Question

Prove that if \({x^3}\) is irrational, then x is irrational.

Short answer

It is shown that if \({x^3}\) is irrational, then \(x\) is irrational.

Step-by-step solution

Important property

If a is a rational number, then there exist integers b and c such that \(a = \frac{b}{c}\).

Prove that if \({x^3}\) is irrational, then x is irrational

The given statement can be proved by contradiction.

\({x^3}\)is irrational and thus there do not exist integers \(v\) and \(w\) such that \({x^3} = \frac{v}{w}\).

Assume that \(x\) is rational then there exist \(y\) and \(z\) such that \(x = \frac{y}{z}\).

Take the 3th power of each side of the equation \(x = \frac{y}{z}\).

\(\begin{array}{c}{x^3} = {\left( {\frac{y}{z}} \right)^3}\\ = \frac{{{y^3}}}{{{z^3}}}\end{array}\)

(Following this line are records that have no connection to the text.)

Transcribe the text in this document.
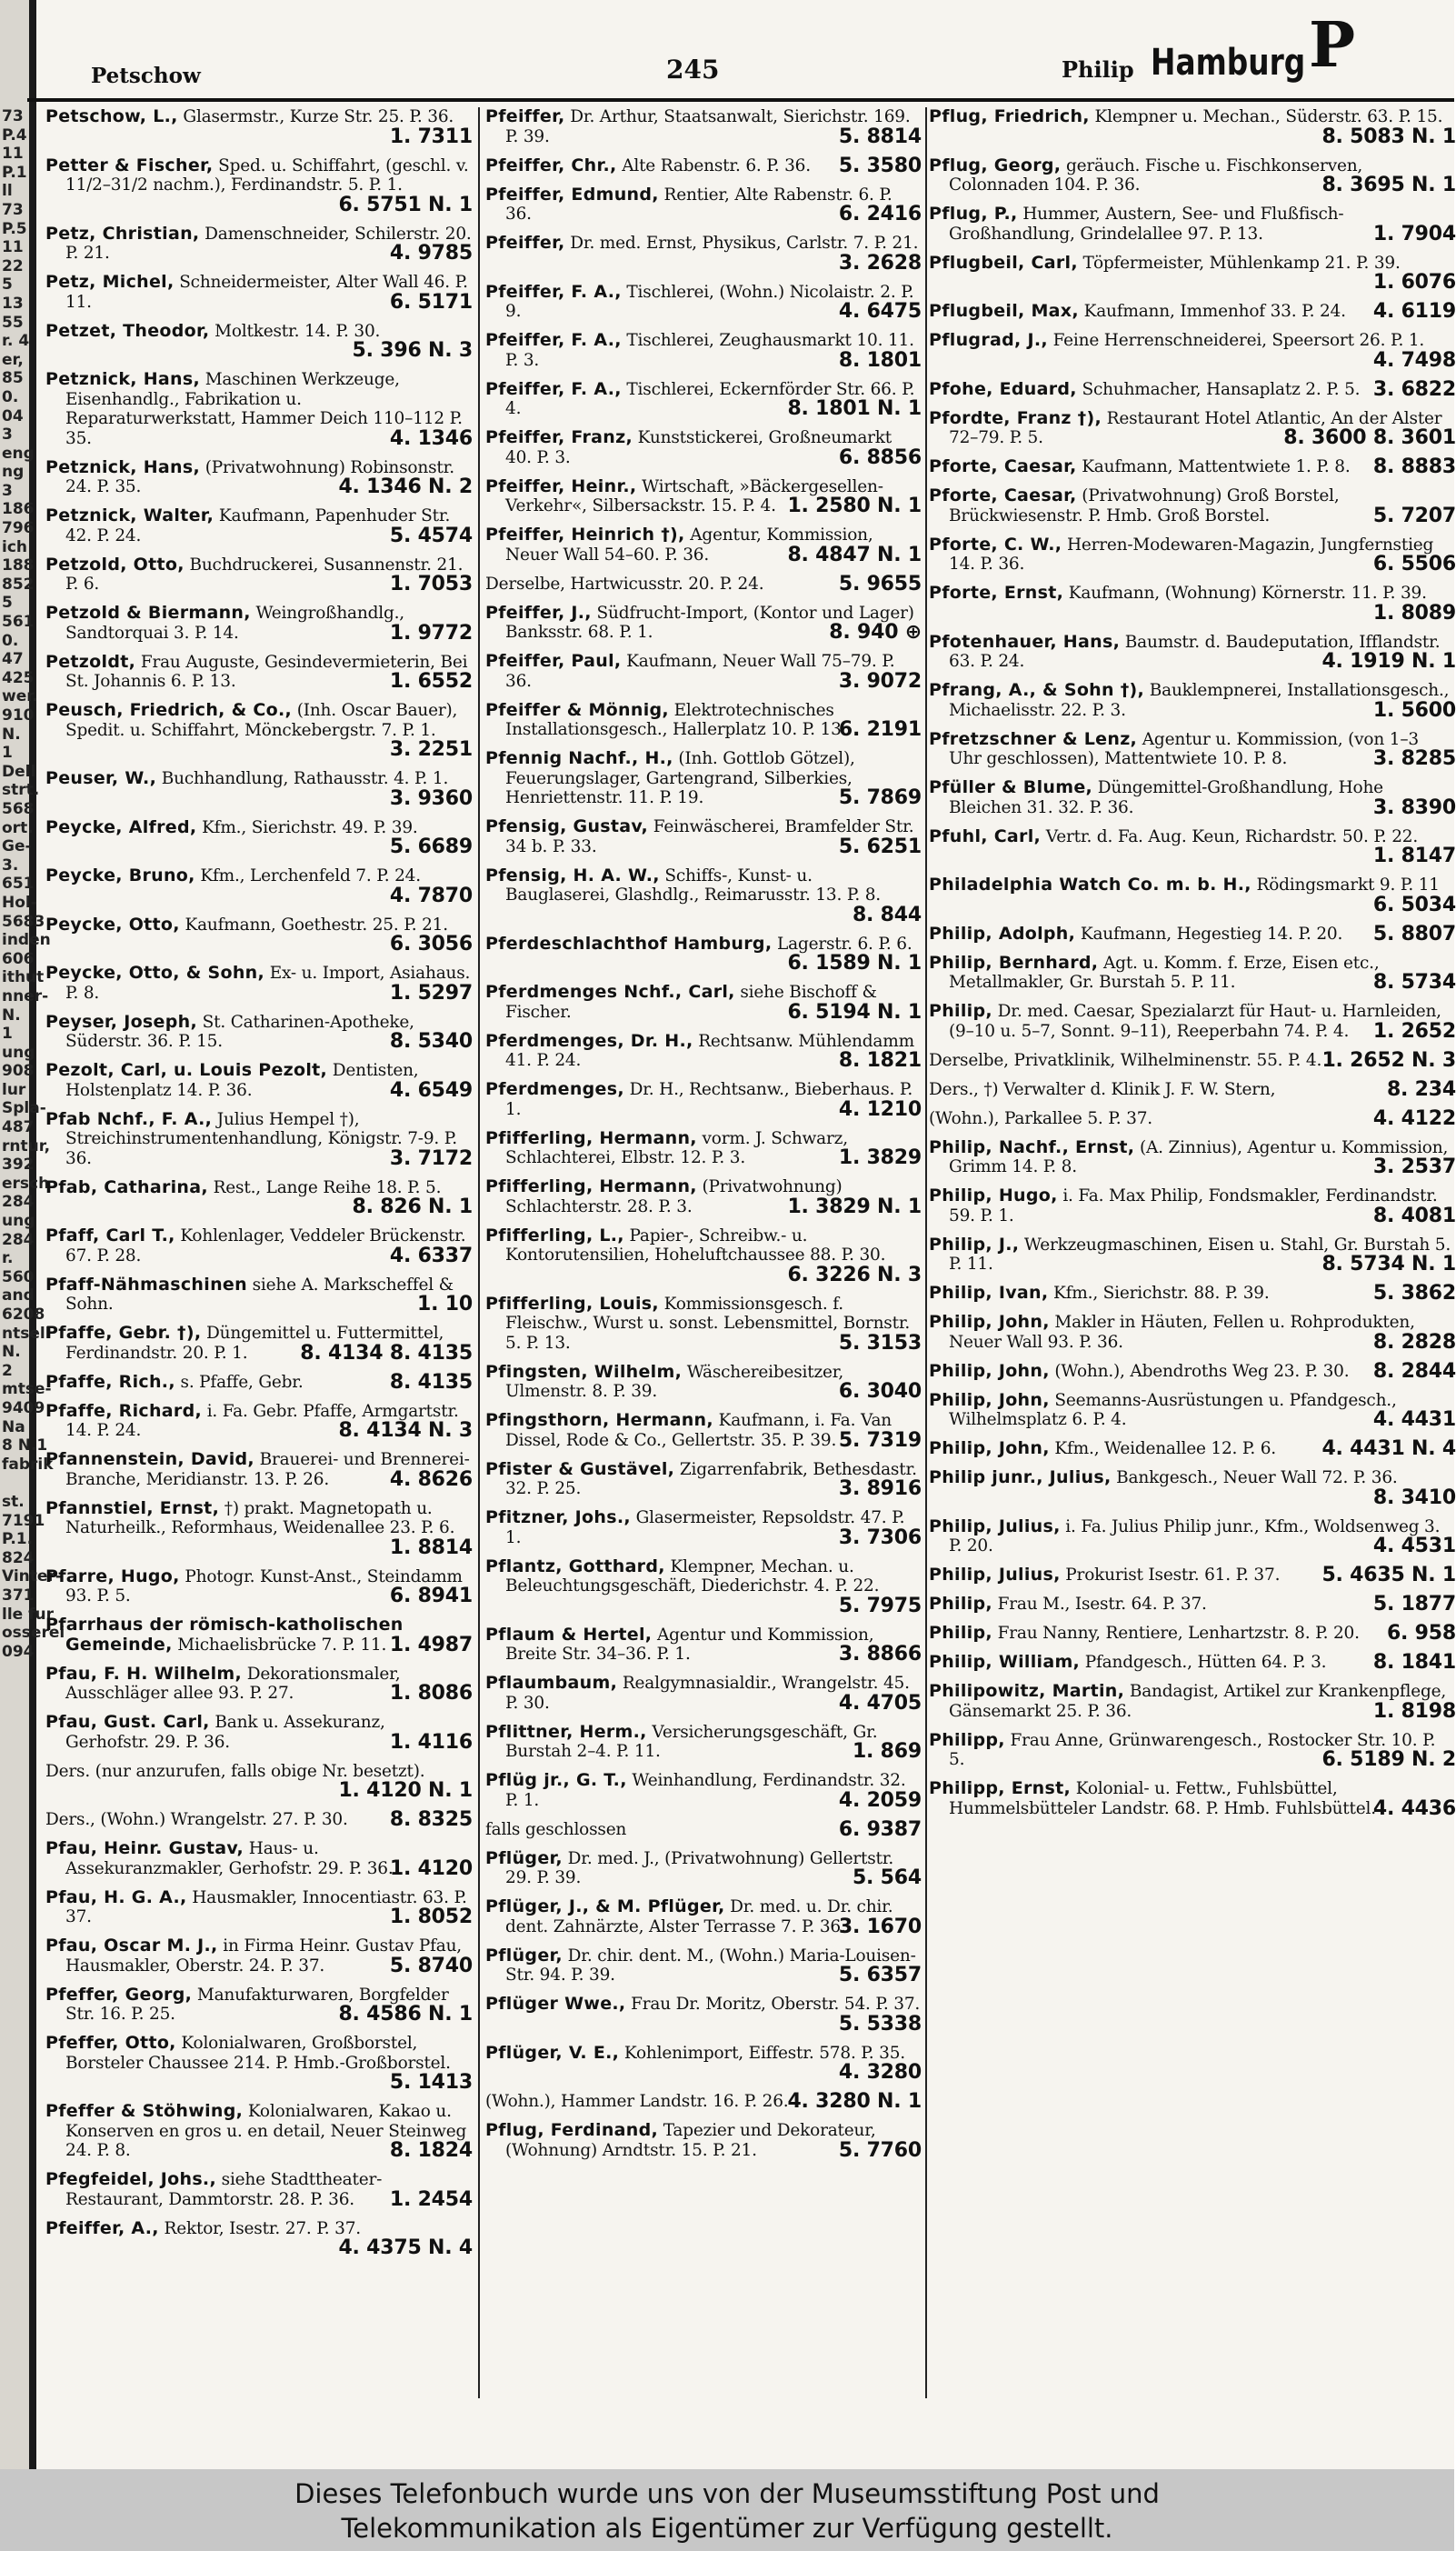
73
P.4
11
P.1
ll
73
P.5
11
22
5
13
55
r. 4
er,
85
0.
04
3
eng
ng
3
186
796
ich
188
852
5
561
0.
47
425
wer.
910
N.
1
Dell
strt.
568
ort.
Ge-
3.
651
Hol-
5683
inden
606
ithut
nner-
N.
1
ung
908
lur
Spla-
487
rntur,
392
ersch
284
ung
284
r.
560
and
6208
ntsell
N.
2
mtse-
9409
Na
8 N.1
fabrik

st.
7191
P.1.
824
Vinter-
371
lle fur
osserei
094
Petschow	245	Philip Hamburg P
Petschow, L., Glasermstr., Kurze Str. 25. P. 36.
1. 7311
Petter & Fischer, Sped. u. Schiffahrt, (geschl. v. 11/2–31/2 nachm.), Ferdinandstr. 5. P. 1.
6. 5751 N. 1
Petz, Christian, Damenschneider, Schilerstr. 20. P. 21.	4. 9785
Petz, Michel, Schneidermeister, Alter Wall 46. P. 11.	6. 5171
Petzet, Theodor, Moltkestr. 14. P. 30.
5. 396 N. 3
Petznick, Hans, Maschinen Werkzeuge, Eisenhandlg., Fabrikation u. Reparaturwerkstatt, Hammer Deich 110–112 P. 35.	4. 1346
Petznick, Hans, (Privatwohnung) Robinsonstr. 24. P. 35.	4. 1346 N. 2
Petznick, Walter, Kaufmann, Papenhuder Str. 42. P. 24.	5. 4574
Petzold, Otto, Buchdruckerei, Susannenstr. 21. P. 6.	1. 7053
Petzold & Biermann, Weingroßhandlg., Sandtorquai 3. P. 14.	1. 9772
Petzoldt, Frau Auguste, Gesindevermieterin, Bei St. Johannis 6. P. 13.	1. 6552
Peusch, Friedrich, & Co., (Inh. Oscar Bauer), Spedit. u. Schiffahrt, Mönckebergstr. 7. P. 1.
3. 2251
Peuser, W., Buchhandlung, Rathausstr. 4. P. 1.
3. 9360
Peycke, Alfred, Kfm., Sierichstr. 49. P. 39.
5. 6689
Peycke, Bruno, Kfm., Lerchenfeld 7. P. 24.
4. 7870
Peycke, Otto, Kaufmann, Goethestr. 25. P. 21.
6. 3056
Peycke, Otto, & Sohn, Ex- u. Import, Asiahaus. P. 8.	1. 5297
Peyser, Joseph, St. Catharinen-Apotheke, Süderstr. 36. P. 15.	8. 5340
Pezolt, Carl, u. Louis Pezolt, Dentisten, Holstenplatz 14. P. 36.	4. 6549
Pfab Nchf., F. A., Julius Hempel †), Streichinstrumentenhandlung, Königstr. 7-9. P. 36.	3. 7172
Pfab, Catharina, Rest., Lange Reihe 18. P. 5.
8. 826 N. 1
Pfaff, Carl T., Kohlenlager, Veddeler Brückenstr. 67. P. 28.	4. 6337
Pfaff-Nähmaschinen siehe A. Markscheffel & Sohn.	1. 10
Pfaffe, Gebr. †), Düngemittel u. Futtermittel, Ferdinandstr. 20. P. 1.	8. 4134 8. 4135
Pfaffe, Rich., s. Pfaffe, Gebr.	8. 4135
Pfaffe, Richard, i. Fa. Gebr. Pfaffe, Armgartstr. 14. P. 24.	8. 4134 N. 3
Pfannenstein, David, Brauerei- und Brennerei-Branche, Meridianstr. 13. P. 26.	4. 8626
Pfannstiel, Ernst, †) prakt. Magnetopath u. Naturheilk., Reformhaus, Weidenallee 23. P. 6.
1. 8814
Pfarre, Hugo, Photogr. Kunst-Anst., Steindamm 93. P. 5.	6. 8941
Pfarrhaus der römisch-katholischen Gemeinde, Michaelisbrücke 7. P. 11. 1. 4987
Pfau, F. H. Wilhelm, Dekorationsmaler, Ausschläger allee 93. P. 27.	1. 8086
Pfau, Gust. Carl, Bank u. Assekuranz, Gerhofstr. 29. P. 36.	1. 4116
Ders. (nur anzurufen, falls obige Nr. besetzt).
1. 4120 N. 1
Ders., (Wohn.) Wrangelstr. 27. P. 30. 8. 8325
Pfau, Heinr. Gustav, Haus- u. Assekuranzmakler, Gerhofstr. 29. P. 36.
1. 4120
Pfau, H. G. A., Hausmakler, Innocentiastr. 63. P. 37.	1. 8052
Pfau, Oscar M. J., in Firma Heinr. Gustav Pfau, Hausmakler, Oberstr. 24. P. 37.	5. 8740
Pfeffer, Georg, Manufakturwaren, Borgfelder Str. 16. P. 25.	8. 4586 N. 1
Pfeffer, Otto, Kolonialwaren, Großborstel, Borsteler Chaussee 214. P. Hmb.-Großborstel.
5. 1413
Pfeffer & Stöhwing, Kolonialwaren, Kakao u. Konserven en gros u. en detail, Neuer Steinweg 24. P. 8.	8. 1824
Pfegfeidel, Johs., siehe Stadttheater-Restaurant, Dammtorstr. 28. P. 36. 1. 2454
Pfeiffer, A., Rektor, Isestr. 27. P. 37.
4. 4375 N. 4
Pfeiffer, Dr. Arthur, Staatsanwalt, Sierichstr. 169. P. 39.	5. 8814
Pfeiffer, Chr., Alte Rabenstr. 6. P. 36. 5. 3580
Pfeiffer, Edmund, Rentier, Alte Rabenstr. 6. P. 36.	6. 2416
Pfeiffer, Dr. med. Ernst, Physikus, Carlstr. 7. P. 21.
3. 2628
Pfeiffer, F. A., Tischlerei, (Wohn.) Nicolaistr. 2. P. 9.	4. 6475
Pfeiffer, F. A., Tischlerei, Zeughausmarkt 10. 11. P. 3.	8. 1801
Pfeiffer, F. A., Tischlerei, Eckernförder Str. 66. P. 4.	8. 1801 N. 1
Pfeiffer, Franz, Kunststickerei, Großneumarkt 40. P. 3.	6. 8856
Pfeiffer, Heinr., Wirtschaft, »Bäckergesellen-Verkehr«, Silbersackstr. 15. P. 4. 1. 2580 N. 1
Pfeiffer, Heinrich †), Agentur, Kommission, Neuer Wall 54–60. P. 36.	8. 4847 N. 1
Derselbe, Hartwicusstr. 20. P. 24.	5. 9655
Pfeiffer, J., Südfrucht-Import, (Kontor und Lager) Banksstr. 68. P. 1.	8. 940 ⊕
Pfeiffer, Paul, Kaufmann, Neuer Wall 75–79. P. 36.	3. 9072
Pfeiffer & Mönnig, Elektrotechnisches Installationsgesch., Hallerplatz 10. P. 13.
6. 2191
Pfennig Nachf., H., (Inh. Gottlob Götzel), Feuerungslager, Gartengrand, Silberkies, Henriettenstr. 11. P. 19.	5. 7869
Pfensig, Gustav, Feinwäscherei, Bramfelder Str. 34 b. P. 33.	5. 6251
Pfensig, H. A. W., Schiffs-, Kunst- u. Bauglaserei, Glashdlg., Reimarusstr. 13. P. 8.
8. 844
Pferdeschlachthof Hamburg, Lagerstr. 6. P. 6.
6. 1589 N. 1
Pferdmenges Nchf., Carl, siehe Bischoff & Fischer.	6. 5194 N. 1
Pferdmenges, Dr. H., Rechtsanw. Mühlendamm 41. P. 24.	8. 1821
Pferdmenges, Dr. H., Rechtsanw., Bieberhaus. P. 1.	4. 1210
Pfifferling, Hermann, vorm. J. Schwarz, Schlachterei, Elbstr. 12. P. 3.	1. 3829
Pfifferling, Hermann, (Privatwohnung) Schlachterstr. 28. P. 3.	1. 3829 N. 1
Pfifferling, L., Papier-, Schreibw.- u. Kontorutensilien, Hoheluftchaussee 88. P. 30.
6. 3226 N. 3
Pfifferling, Louis, Kommissionsgesch. f. Fleischw., Wurst u. sonst. Lebensmittel, Bornstr. 5. P. 13.	5. 3153
Pfingsten, Wilhelm, Wäschereibesitzer, Ulmenstr. 8. P. 39.	6. 3040
Pfingsthorn, Hermann, Kaufmann, i. Fa. Van Dissel, Rode & Co., Gellertstr. 35. P. 39. 5. 7319
Pfister & Gustävel, Zigarrenfabrik, Bethesdastr. 32. P. 25.	3. 8916
Pfitzner, Johs., Glasermeister, Repsoldstr. 47. P. 1.	3. 7306
Pflantz, Gotthard, Klempner, Mechan. u. Beleuchtungsgeschäft, Diederichstr. 4. P. 22.
5. 7975
Pflaum & Hertel, Agentur und Kommission, Breite Str. 34–36. P. 1.	3. 8866
Pflaumbaum, Realgymnasialdir., Wrangelstr. 45. P. 30.	4. 4705
Pflittner, Herm., Versicherungsgeschäft, Gr. Burstah 2–4. P. 11.	1. 869
Pflüg jr., G. T., Weinhandlung, Ferdinandstr. 32. P. 1.	4. 2059
falls geschlossen	6. 9387
Pflüger, Dr. med. J., (Privatwohnung) Gellertstr. 29. P. 39.	5. 564
Pflüger, J., & M. Pflüger, Dr. med. u. Dr. chir. dent. Zahnärzte, Alster Terrasse 7. P. 36.
3. 1670
Pflüger, Dr. chir. dent. M., (Wohn.) Maria-Louisen-Str. 94. P. 39.	5. 6357
Pflüger Wwe., Frau Dr. Moritz, Oberstr. 54. P. 37.
5. 5338
Pflüger, V. E., Kohlenimport, Eiffestr. 578. P. 35.
4. 3280
(Wohn.), Hammer Landstr. 16. P. 26.
4. 3280 N. 1
Pflug, Ferdinand, Tapezier und Dekorateur, (Wohnung) Arndtstr. 15. P. 21.	5. 7760
Pflug, Friedrich, Klempner u. Mechan., Süderstr. 63. P. 15.
8. 5083 N. 1
Pflug, Georg, geräuch. Fische u. Fischkonserven, Colonnaden 104. P. 36.	8. 3695 N. 1
Pflug, P., Hummer, Austern, See- und Flußfisch-Großhandlung, Grindelallee 97. P. 13.	1. 7904
Pflugbeil, Carl, Töpfermeister, Mühlenkamp 21. P. 39.
1. 6076
Pflugbeil, Max, Kaufmann, Immenhof 33. P. 24. 4. 6119
Pflugrad, J., Feine Herrenschneiderei, Speersort 26. P. 1.
4. 7498
Pfohe, Eduard, Schuhmacher, Hansaplatz 2. P. 5. 3. 6822
Pfordte, Franz †), Restaurant Hotel Atlantic, An der Alster 72–79. P. 5.	8. 3600 8. 3601
Pforte, Caesar, Kaufmann, Mattentwiete 1. P. 8. 8. 8883
Pforte, Caesar, (Privatwohnung) Groß Borstel, Brückwiesenstr. P. Hmb. Groß Borstel.	5. 7207
Pforte, C. W., Herren-Modewaren-Magazin, Jungfernstieg 14. P. 36.	6. 5506
Pforte, Ernst, Kaufmann, (Wohnung) Körnerstr. 11. P. 39.
1. 8089
Pfotenhauer, Hans, Baumstr. d. Baudeputation, Ifflandstr. 63. P. 24.	4. 1919 N. 1
Pfrang, A., & Sohn †), Bauklempnerei, Installationsgesch., Michaelisstr. 22. P. 3.	1. 5600
Pfretzschner & Lenz, Agentur u. Kommission, (von 1–3 Uhr geschlossen), Mattentwiete 10. P. 8.	3. 8285
Pfüller & Blume, Düngemittel-Großhandlung, Hohe Bleichen 31. 32. P. 36.	3. 8390
Pfuhl, Carl, Vertr. d. Fa. Aug. Keun, Richardstr. 50. P. 22.
1. 8147
Philadelphia Watch Co. m. b. H., Rödingsmarkt 9. P. 11
6. 5034
Philip, Adolph, Kaufmann, Hegestieg 14. P. 20. 5. 8807
Philip, Bernhard, Agt. u. Komm. f. Erze, Eisen etc., Metallmakler, Gr. Burstah 5. P. 11.	8. 5734
Philip, Dr. med. Caesar, Spezialarzt für Haut- u. Harnleiden, (9–10 u. 5–7, Sonnt. 9–11), Reeperbahn 74. P. 4. 1. 2652
Derselbe, Privatklinik, Wilhelminenstr. 55. P. 4. 1. 2652 N. 3
Ders., †) Verwalter d. Klinik J. F. W. Stern,	8. 234
(Wohn.), Parkallee 5. P. 37.	4. 4122
Philip, Nachf., Ernst, (A. Zinnius), Agentur u. Kommission, Grimm 14. P. 8.	3. 2537
Philip, Hugo, i. Fa. Max Philip, Fondsmakler, Ferdinandstr. 59. P. 1.	8. 4081
Philip, J., Werkzeugmaschinen, Eisen u. Stahl, Gr. Burstah 5. P. 11.	8. 5734 N. 1
Philip, Ivan, Kfm., Sierichstr. 88. P. 39.	5. 3862
Philip, John, Makler in Häuten, Fellen u. Rohprodukten, Neuer Wall 93. P. 36.	8. 2828
Philip, John, (Wohn.), Abendroths Weg 23. P. 30. 8. 2844
Philip, John, Seemanns-Ausrüstungen u. Pfandgesch., Wilhelmsplatz 6. P. 4.	4. 4431
Philip, John, Kfm., Weidenallee 12. P. 6. 4. 4431 N. 4
Philip junr., Julius, Bankgesch., Neuer Wall 72. P. 36.
8. 3410
Philip, Julius, i. Fa. Julius Philip junr., Kfm., Woldsenweg 3. P. 20.	4. 4531
Philip, Julius, Prokurist Isestr. 61. P. 37. 5. 4635 N. 1
Philip, Frau M., Isestr. 64. P. 37.	5. 1877
Philip, Frau Nanny, Rentiere, Lenhartzstr. 8. P. 20. 6. 958
Philip, William, Pfandgesch., Hütten 64. P. 3. 8. 1841
Philipowitz, Martin, Bandagist, Artikel zur Krankenpflege, Gänsemarkt 25. P. 36.	1. 8198
Philipp, Frau Anne, Grünwarengesch., Rostocker Str. 10. P. 5.	6. 5189 N. 2
Philipp, Ernst, Kolonial- u. Fettw., Fuhlsbüttel, Hummelsbütteler Landstr. 68. P. Hmb. Fuhlsbüttel.
4. 4436
Dieses Telefonbuch wurde uns von der Museumsstiftung Post und
Telekommunikation als Eigentümer zur Verfügung gestellt.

Since \(y\) and \(z\) are integers, \({y^3}\) and \({z^3}\) are also integers and thus, it is shown that \({x^3}\) is rational. However, \({x^3}\) is known to be irrational and thus, the contradiction is obtained. Therefore, the assumption that \(x\) is rational is then not correct and thus, \(x\) is irrational.

Therefore, it is shown that if \({x^3}\) is irrational, then \(x\) is irrational.